Totting Up Disqualifications
- Where a number of traffic offences has resulted in a driver receiving 12 penalty points or more on his/her licence the driver will be disqualified from driving unless the Court is satisfied that exceptional hardship would be suffered by an individual if disqualified. This is known as a “totting-up” disqualification. Where an applicant has a totting-up disqualification an application will usually be refused until a period of between 12 months and 2 years has lapsed from the restoration of the DVLA licence depending on the seriousness of the offences which led to the totting up.
- Where an existing licence holder is disqualified from driving as a result of a totting up, the licence will normally be revoked.
Hybrid traffic offences
- Offences of the type listed in Appendix three will be treated as major traffic offences if the court awarded 4 or more penalty points for the offence and as minor traffic offences if the court awarded 3 or less penalty points for the offence.
- Any applicant who has committed an offence of plying for hire within 6 months of their application will normally be refused a licence. Any existing licence holder found to have committed this offence will be judged on the circumstances if the case, and at the least suspension of the licence should be considered. Where a driver is convicted on more than one occasion the licence may be revoked or not granted. Consideration will be taken if the offence of plying for hire was accompanied by the fact that at the time there was no insurance cover in place for the vehicle in line with 5.46 below. It will be up to the applicant to prove that there was valid insurance in place at the time of the offence.

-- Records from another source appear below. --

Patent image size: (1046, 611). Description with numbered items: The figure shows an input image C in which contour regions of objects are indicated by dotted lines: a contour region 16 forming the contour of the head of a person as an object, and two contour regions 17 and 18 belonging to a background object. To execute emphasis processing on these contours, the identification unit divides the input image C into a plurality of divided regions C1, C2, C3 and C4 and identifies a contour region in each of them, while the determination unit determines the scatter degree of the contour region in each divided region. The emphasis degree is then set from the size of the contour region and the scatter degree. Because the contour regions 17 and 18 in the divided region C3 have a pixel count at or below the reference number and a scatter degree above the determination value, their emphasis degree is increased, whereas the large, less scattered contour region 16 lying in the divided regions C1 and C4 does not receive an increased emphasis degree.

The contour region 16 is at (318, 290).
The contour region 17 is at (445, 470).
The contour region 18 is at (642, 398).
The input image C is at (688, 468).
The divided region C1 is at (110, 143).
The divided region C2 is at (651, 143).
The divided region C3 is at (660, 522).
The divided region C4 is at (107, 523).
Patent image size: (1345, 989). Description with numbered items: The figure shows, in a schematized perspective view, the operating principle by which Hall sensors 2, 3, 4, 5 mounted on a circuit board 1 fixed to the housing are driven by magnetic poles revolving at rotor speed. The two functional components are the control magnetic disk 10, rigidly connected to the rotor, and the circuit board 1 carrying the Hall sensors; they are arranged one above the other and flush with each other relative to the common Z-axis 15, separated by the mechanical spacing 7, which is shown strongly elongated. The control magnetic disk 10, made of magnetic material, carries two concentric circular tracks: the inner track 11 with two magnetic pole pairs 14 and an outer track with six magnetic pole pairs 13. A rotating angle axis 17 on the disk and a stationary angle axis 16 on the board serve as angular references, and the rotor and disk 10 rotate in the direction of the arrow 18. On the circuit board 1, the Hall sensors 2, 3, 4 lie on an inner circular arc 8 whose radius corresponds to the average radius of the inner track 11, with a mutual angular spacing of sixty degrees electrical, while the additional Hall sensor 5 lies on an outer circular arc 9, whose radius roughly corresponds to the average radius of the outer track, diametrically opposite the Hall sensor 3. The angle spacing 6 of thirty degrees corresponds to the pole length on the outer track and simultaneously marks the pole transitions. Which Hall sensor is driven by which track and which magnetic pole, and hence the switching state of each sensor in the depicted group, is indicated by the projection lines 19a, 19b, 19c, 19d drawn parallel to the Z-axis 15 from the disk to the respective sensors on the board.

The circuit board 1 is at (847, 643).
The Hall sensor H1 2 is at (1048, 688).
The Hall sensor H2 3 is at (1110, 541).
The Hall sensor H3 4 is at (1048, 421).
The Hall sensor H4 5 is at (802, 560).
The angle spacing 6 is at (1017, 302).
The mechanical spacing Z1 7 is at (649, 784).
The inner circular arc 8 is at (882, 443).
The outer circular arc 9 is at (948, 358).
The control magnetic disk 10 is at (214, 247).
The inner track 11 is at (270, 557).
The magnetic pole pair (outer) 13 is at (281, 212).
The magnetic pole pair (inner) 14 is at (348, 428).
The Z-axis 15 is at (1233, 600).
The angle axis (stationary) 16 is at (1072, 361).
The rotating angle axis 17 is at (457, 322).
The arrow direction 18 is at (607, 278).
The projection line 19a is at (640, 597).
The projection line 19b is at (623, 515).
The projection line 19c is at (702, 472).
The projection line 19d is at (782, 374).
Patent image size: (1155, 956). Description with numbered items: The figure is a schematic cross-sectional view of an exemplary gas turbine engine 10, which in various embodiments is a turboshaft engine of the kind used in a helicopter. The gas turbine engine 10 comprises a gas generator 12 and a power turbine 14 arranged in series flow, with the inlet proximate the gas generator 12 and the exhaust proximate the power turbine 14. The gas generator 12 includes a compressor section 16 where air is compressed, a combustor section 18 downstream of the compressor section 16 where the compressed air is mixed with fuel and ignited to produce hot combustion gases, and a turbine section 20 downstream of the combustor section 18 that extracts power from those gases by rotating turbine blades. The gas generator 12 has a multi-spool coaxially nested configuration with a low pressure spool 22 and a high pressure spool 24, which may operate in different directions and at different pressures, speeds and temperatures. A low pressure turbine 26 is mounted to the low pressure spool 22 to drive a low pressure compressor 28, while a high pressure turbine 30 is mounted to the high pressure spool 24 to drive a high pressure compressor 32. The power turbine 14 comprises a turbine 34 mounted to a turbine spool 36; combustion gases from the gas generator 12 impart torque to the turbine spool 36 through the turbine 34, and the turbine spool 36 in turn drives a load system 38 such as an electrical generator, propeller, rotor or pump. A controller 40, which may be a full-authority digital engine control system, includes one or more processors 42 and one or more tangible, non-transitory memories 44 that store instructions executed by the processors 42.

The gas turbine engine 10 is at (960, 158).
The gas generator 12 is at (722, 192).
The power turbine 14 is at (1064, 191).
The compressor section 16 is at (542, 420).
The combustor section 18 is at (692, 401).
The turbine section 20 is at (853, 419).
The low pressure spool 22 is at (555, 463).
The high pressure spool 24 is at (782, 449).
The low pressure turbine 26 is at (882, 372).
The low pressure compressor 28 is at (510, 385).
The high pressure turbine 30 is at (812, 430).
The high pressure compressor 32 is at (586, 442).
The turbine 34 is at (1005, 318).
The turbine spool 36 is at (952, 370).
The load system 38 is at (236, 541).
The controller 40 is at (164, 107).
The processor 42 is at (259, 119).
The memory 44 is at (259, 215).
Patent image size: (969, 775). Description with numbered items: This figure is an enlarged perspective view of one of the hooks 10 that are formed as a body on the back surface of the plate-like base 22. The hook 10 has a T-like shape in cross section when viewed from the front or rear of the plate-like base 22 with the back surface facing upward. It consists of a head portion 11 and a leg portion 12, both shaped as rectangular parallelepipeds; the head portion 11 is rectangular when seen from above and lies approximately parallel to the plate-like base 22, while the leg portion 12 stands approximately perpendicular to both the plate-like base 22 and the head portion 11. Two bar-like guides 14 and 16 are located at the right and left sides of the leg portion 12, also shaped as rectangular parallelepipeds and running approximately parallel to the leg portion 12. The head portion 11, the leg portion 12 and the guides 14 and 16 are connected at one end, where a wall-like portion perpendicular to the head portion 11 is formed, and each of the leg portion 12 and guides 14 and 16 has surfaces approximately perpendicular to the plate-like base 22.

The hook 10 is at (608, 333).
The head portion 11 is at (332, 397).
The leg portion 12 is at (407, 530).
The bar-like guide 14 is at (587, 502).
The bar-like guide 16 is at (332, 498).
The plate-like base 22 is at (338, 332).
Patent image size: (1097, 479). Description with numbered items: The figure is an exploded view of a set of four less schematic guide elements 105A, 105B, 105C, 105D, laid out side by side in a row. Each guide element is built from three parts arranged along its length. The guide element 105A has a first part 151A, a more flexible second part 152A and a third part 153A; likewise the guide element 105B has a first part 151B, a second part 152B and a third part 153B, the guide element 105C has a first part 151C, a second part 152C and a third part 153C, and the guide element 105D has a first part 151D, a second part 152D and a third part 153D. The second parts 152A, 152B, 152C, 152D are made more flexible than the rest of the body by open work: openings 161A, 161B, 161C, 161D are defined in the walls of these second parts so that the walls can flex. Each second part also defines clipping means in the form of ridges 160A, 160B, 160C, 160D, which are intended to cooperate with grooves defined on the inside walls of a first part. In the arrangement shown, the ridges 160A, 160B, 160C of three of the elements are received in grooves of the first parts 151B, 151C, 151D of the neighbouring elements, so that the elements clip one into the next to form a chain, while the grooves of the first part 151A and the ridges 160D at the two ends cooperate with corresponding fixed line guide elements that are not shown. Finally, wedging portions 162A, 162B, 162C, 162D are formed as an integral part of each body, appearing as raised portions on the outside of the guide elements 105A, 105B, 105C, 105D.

- A serious view will be taken of convictions of driving a vehicle without insurance. An isolated incident in the past will not necessarily stop a licence being granted provided he/she has been free of conviction for 3 years. However, strict warning should be given as to future behaviour. More than one of these offences would normally prevent a licence being granted or renewed. Isolated incidents associated with a licensing offence will not necessity prevent a licence being granted or renewed. Each case will be prevented on its merits.
- At least 3 years should elapse (after restoration of the DVLA driving licence), before a licence would normally be granted for a HC or PH drivers licence. An operator found guilty of aiding and abetting the driving passengers for hire and reward whilst without insurance will have his operator’s licence revoked immediately and prevented from holding a licence for 3 years.